Elizabeth Drew's "Power Grab" in the June 22 New York Review of Books is a must-have for serious critics of the Bush administration. It details, with simple rigor, various ways in which the administration has extended the power of the "unitary executive" at the expense of other branches of government.
Drew puts things most informed people know about--the nullifying "signing statement" Bush appended to the bill containing the McCain torture amendment, for example--in larger context. It turns out there have been 750 such "signing statements" during this administration and their effect has been to undermine the expressed intent of the legislature in each case. But that's just the beginning. The list of unprecedented executive encroachments goes on and on and it's all laid out, succinctly and comprehensively, in this short essay.

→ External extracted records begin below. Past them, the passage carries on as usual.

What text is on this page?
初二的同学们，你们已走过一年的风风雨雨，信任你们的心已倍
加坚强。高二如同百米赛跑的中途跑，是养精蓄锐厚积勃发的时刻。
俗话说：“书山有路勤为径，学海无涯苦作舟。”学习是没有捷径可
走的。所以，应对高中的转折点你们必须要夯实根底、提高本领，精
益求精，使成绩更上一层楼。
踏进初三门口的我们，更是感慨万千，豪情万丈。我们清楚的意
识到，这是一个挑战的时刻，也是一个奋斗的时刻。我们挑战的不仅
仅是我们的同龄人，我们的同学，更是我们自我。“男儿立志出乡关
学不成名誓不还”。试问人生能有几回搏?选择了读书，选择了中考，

That comprehensive simplicity is an implicit indictment of the mainstream media, by the way. This isn't esoteric think-tank stuff. There's absolutely no reason why Time or Newsweek couldn't convey this to American citizens in a straightforward way. Maybe they will, if enough people draw it to their attention in the manageable form Drew has provided.
If you want to understand why Bush can get away with it so easily, there's a book called The Broken Branch by Thomas E. Mann that will help a lot. Mann is too much of poly-sci wonk to fully appreciate the impact of a completely mediated politics on congress, but he supplies an analysis of it's actual functioning that's enormously valuable.